You do not wonder that it is cold in winter, or dark at midnight. All depends upon the sun; just so the exercise of grace depends upon the Sun of Righteousness. When he withdraws, we find ourselves very bad indeed—but no worse in ourselves than the Scriptures declare us to be. If, indeed, the divine rectitude and purity accepts and employs you, it is not for your own sake, nor could it be, even if were you ten thousand times better than you are. You have not, you cannot have, anything in the sight of God—but what you derive from the righteousness and atonement of Jesus. If you could keep Jesus more constantly in view—you would be more comfortable. He would be more honored.
Satan transforms himself into an angel of light. He sometimes offers to teach us humility; but though I wish to be humble, I desire not to learn in his school. His premises perhaps are true—that we are vile, wretched creatures—but he then draws abominable conclusions from them; and would teach us—that, therefore, we ought to question either the power, or the willingness, or the faithfulness of Christ. Indeed, though our complaints are good, so far as they spring from a dislike of sin; yet, when we come to examine them closely, there is often so much self-will, self-righteousness, unbelief, pride, and impatience mingled with them—that they are little better than the worst evils we can complain of!
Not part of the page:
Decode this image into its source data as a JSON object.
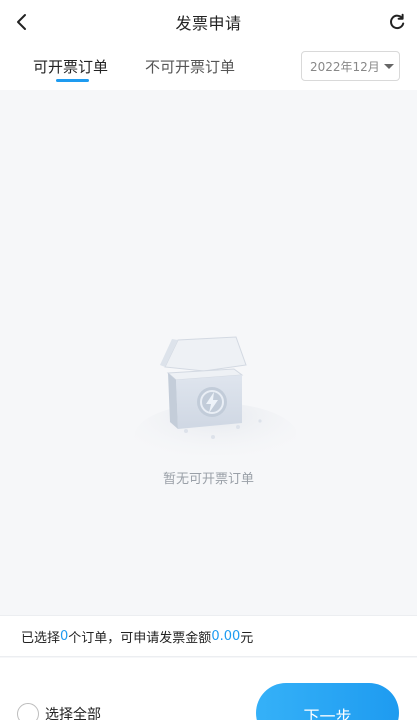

We join in love to you both. Let us pray that we may be enabled to follow the apostle's, or rather the Lord's command by him, 'Rejoice in the Lord always, and again I say, Rejoice!' We have little to rejoice in ourselves—but we have right and reason to rejoice in him.
I am, for his sake, sincerely yours.
February 11, 1777
My dear friend,
The words, "for them," Isaiah 35:1, had better have been omitted, for they have no business with the text, and only perplex the sense. This is the judgment of the best commentators. But, if retained, the best meaning is, that, when the power of Edom is destroyed, the places which before were desolate and barren, shall rejoice over them; to the destruction of the one, the glory of the other shall succeed.
The whole chapter is chiefly a pastoral description of the blessed change which the gospel shall effect; as if a dry wilderness shall be changed into a well watered and fruitful country. There is no need to seek a particular and express meaning of the words, "reeds and rushes;" they only enliven the description and contrast. Dry sandy deserts, as in Africa, are the haunt or habitation of serpents or dragons. But such an alteration shall ensue, that, instead of dry places, there shall be rivers and pools; water not merely to refresh the grass—but in great abundance, as in these places where reeds and rushes usually grow. What is often said of parables—That they do not go on all-fours, is true of many prophetical descriptions; there are circumstances which heighten the beauty of the painting; but, if we attempt to deduce doctrines from every such circumstance, we rather enervate the spirit of the passage, than explain it.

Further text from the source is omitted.